Moreover, the imposition of a charging lien in a case such as the instant one is prohibited both by the terms of the insurance policy and by statute. The contract clearly and specifically provides: “Protection of Proceeds — Except as may be otherwise provided by the written election, no payee shall have any right to assign, alienate, anticipate, or commute, any instalments or payments, to make withdrawals of proceeds, or to make any change in the option elected; and to the extent permitted by law, the amount retained by the Company and the payments under the supplementary contract shall not be subject to claims of any creditor of any payee or to the execution or other legal process on behalf of any creditor of any payee.”
“Protection of Proceeds — Commutation—No beneficiary shall have the right to transfer, assign, or en
The terms of the insurance policy were intended to protect first and primarily the beneficiaries, and secondly the insurance company, which is thereby justifiably protected from the uncertainty, hazard and expense of resolving conflicting claims and of making a number of payments and the possibility of double liability.
Furthermore, the validity and effectiveness of such protective provisions in an insurance policy were fortified by Section 1 of the Act of May 17, 1919, P.L. 208, §1, as amended by the Act- of April 26, 1923, P.L. 104, §1, 40 PS §514: “. . . whenever under the terms of any policy of life insurance issued by any insurance company, .,. the proceeds are retained by such company at maturity or otherwise, no person entitled to any part of such proceeds, or any instalment of interest due or to become due thereon, shall be permitted to commute, anticipate, encumber, alienate, or assign the same, or any part thereof, if such permission is expressly withheld by the terms of such policy or supplemental agreement; and if such policy or supplemental agreement so provides, no payments of interest or of principal shall be in any way subject to such person’s debts, contracts, or engagements, nor to any judicial processes to levy upon or attach the same for payment thereof; ...”

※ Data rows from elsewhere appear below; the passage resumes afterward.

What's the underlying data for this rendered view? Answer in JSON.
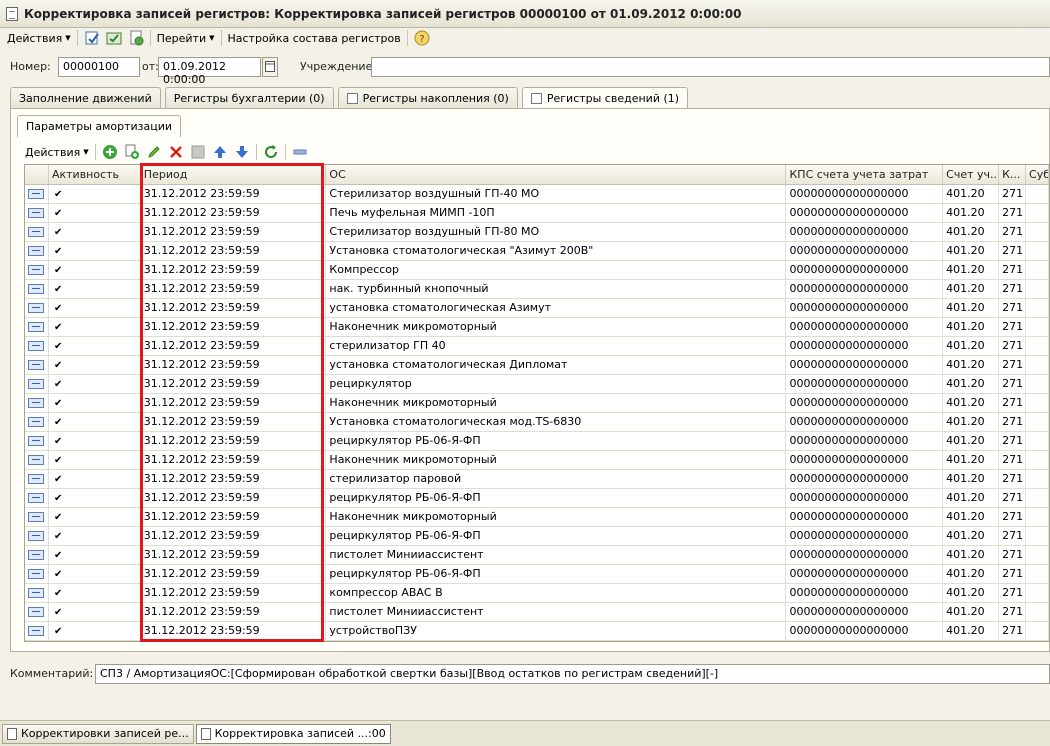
{
  "window": {
    "title": "Корректировка записей регистров: Корректировка записей регистров 00000100 от 01.09.2012 0:00:00"
  },
  "toolbar": {
    "actions_label": "Действия",
    "goto_label": "Перейти",
    "registers_setup_label": "Настройка состава регистров"
  },
  "header": {
    "number_label": "Номер:",
    "number_value": "00000100",
    "date_label": "от:",
    "date_value": "01.09.2012  0:00:00",
    "institution_label": "Учреждение:",
    "institution_value": ""
  },
  "tabs": [
    {
      "label": "Заполнение движений"
    },
    {
      "label": "Регистры бухгалтерии (0)"
    },
    {
      "label": "Регистры накопления (0)"
    },
    {
      "label": "Регистры сведений (1)"
    }
  ],
  "subtab": {
    "label": "Параметры амортизации"
  },
  "grid_toolbar": {
    "actions_label": "Действия"
  },
  "grid": {
    "columns": [
      "Активность",
      "Период",
      "ОС",
      "КПС счета учета затрат",
      "Счет уч...",
      "К...",
      "Суб"
    ],
    "rows": [
      {
        "period": "31.12.2012 23:59:59",
        "os": "Стерилизатор воздушный ГП-40 МО",
        "kps": "00000000000000000",
        "account": "401.20",
        "k": "271"
      },
      {
        "period": "31.12.2012 23:59:59",
        "os": "Печь муфельная  МИМП -10П",
        "kps": "00000000000000000",
        "account": "401.20",
        "k": "271"
      },
      {
        "period": "31.12.2012 23:59:59",
        "os": "Стерилизатор воздушный ГП-80 МО",
        "kps": "00000000000000000",
        "account": "401.20",
        "k": "271"
      },
      {
        "period": "31.12.2012 23:59:59",
        "os": "Установка стоматологическая \"Азимут 200В\"",
        "kps": "00000000000000000",
        "account": "401.20",
        "k": "271"
      },
      {
        "period": "31.12.2012 23:59:59",
        "os": "Компрессор",
        "kps": "00000000000000000",
        "account": "401.20",
        "k": "271"
      },
      {
        "period": "31.12.2012 23:59:59",
        "os": "нак. турбинный кнопочный",
        "kps": "00000000000000000",
        "account": "401.20",
        "k": "271"
      },
      {
        "period": "31.12.2012 23:59:59",
        "os": "установка стоматологическая Азимут",
        "kps": "00000000000000000",
        "account": "401.20",
        "k": "271"
      },
      {
        "period": "31.12.2012 23:59:59",
        "os": "Наконечник   микромоторный",
        "kps": "00000000000000000",
        "account": "401.20",
        "k": "271"
      },
      {
        "period": "31.12.2012 23:59:59",
        "os": "стерилизатор ГП 40",
        "kps": "00000000000000000",
        "account": "401.20",
        "k": "271"
      },
      {
        "period": "31.12.2012 23:59:59",
        "os": "установка стоматологическая Дипломат",
        "kps": "00000000000000000",
        "account": "401.20",
        "k": "271"
      },
      {
        "period": "31.12.2012 23:59:59",
        "os": "рециркулятор",
        "kps": "00000000000000000",
        "account": "401.20",
        "k": "271"
      },
      {
        "period": "31.12.2012 23:59:59",
        "os": "Наконечник   микромоторный",
        "kps": "00000000000000000",
        "account": "401.20",
        "k": "271"
      },
      {
        "period": "31.12.2012 23:59:59",
        "os": "Установка стоматологическая мод.TS-6830",
        "kps": "00000000000000000",
        "account": "401.20",
        "k": "271"
      },
      {
        "period": "31.12.2012 23:59:59",
        "os": "рециркулятор РБ-06-Я-ФП",
        "kps": "00000000000000000",
        "account": "401.20",
        "k": "271"
      },
      {
        "period": "31.12.2012 23:59:59",
        "os": "Наконечник   микромоторный",
        "kps": "00000000000000000",
        "account": "401.20",
        "k": "271"
      },
      {
        "period": "31.12.2012 23:59:59",
        "os": "стерилизатор паровой",
        "kps": "00000000000000000",
        "account": "401.20",
        "k": "271"
      },
      {
        "period": "31.12.2012 23:59:59",
        "os": "рециркулятор РБ-06-Я-ФП",
        "kps": "00000000000000000",
        "account": "401.20",
        "k": "271"
      },
      {
        "period": "31.12.2012 23:59:59",
        "os": "Наконечник   микромоторный",
        "kps": "00000000000000000",
        "account": "401.20",
        "k": "271"
      },
      {
        "period": "31.12.2012 23:59:59",
        "os": "рециркулятор РБ-06-Я-ФП",
        "kps": "00000000000000000",
        "account": "401.20",
        "k": "271"
      },
      {
        "period": "31.12.2012 23:59:59",
        "os": "пистолет Минииассистент",
        "kps": "00000000000000000",
        "account": "401.20",
        "k": "271"
      },
      {
        "period": "31.12.2012 23:59:59",
        "os": "рециркулятор РБ-06-Я-ФП",
        "kps": "00000000000000000",
        "account": "401.20",
        "k": "271"
      },
      {
        "period": "31.12.2012 23:59:59",
        "os": "компрессор АВАС В",
        "kps": "00000000000000000",
        "account": "401.20",
        "k": "271"
      },
      {
        "period": "31.12.2012 23:59:59",
        "os": "пистолет Минииассистент",
        "kps": "00000000000000000",
        "account": "401.20",
        "k": "271"
      },
      {
        "period": "31.12.2012 23:59:59",
        "os": "устройствоПЗУ",
        "kps": "00000000000000000",
        "account": "401.20",
        "k": "271"
      }
    ]
  },
  "comment": {
    "label": "Комментарий:",
    "value": "СП3 / АмортизацияОС:[Сформирован обработкой свертки базы][Ввод остатков по регистрам сведений][-]"
  },
  "taskbar": {
    "items": [
      {
        "label": "Корректировки записей ре..."
      },
      {
        "label": "Корректировка записей ...:00"
      }
    ]
  },
  "colors": {
    "highlight": "#e0181c",
    "toolbar_add": "#3aa53a",
    "toolbar_delete": "#d62020",
    "toolbar_arrow": "#3a6fd0"
  }
}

Appellants, in effect, ask this Court not only to disregard and nullify the clear provisions of the insurance policy and also the protective provisions of the Amendatory Act of 1923, but argue that parties will be injured because attorneys will not take cases under contingent fee agreements unless they are able to obtain a charging lien on the judgments which they recover for their clients. This contention and this argument are devoid of merit.
We quote with approval the following from the able opinion of Judge Sporkin, speaking for the lower Court: “The case at bar is devoid of any factors necessitating recognition of an attorney’s charging lien on equitable principles. The defendant insurance company, of course, has not benefited from the petitioners’ services in this action, and the insurance company does not seek to appropriate or claim the proceeds of the insurance policy, or any portion thereof, for its own use. Conversely, were this Court to order a charging lien on the proceeds of the subject insurance policy, injustice would be imposed upon the defendant who made a contract prohibiting such a lien. The terms of the contract were known to petitioners prior to the time they rendered their services to the plaintiffs in this action. In addition, it is averred by petitioners that plaintiffs have agreed to pay their attorneys’ fee, and that plaintiffs continue to so agree; there is no averment that plaintiffs are insolvent or that petitioners’ fee is in jeopardy for any other reason.
The Order of the lower Court is affirmed.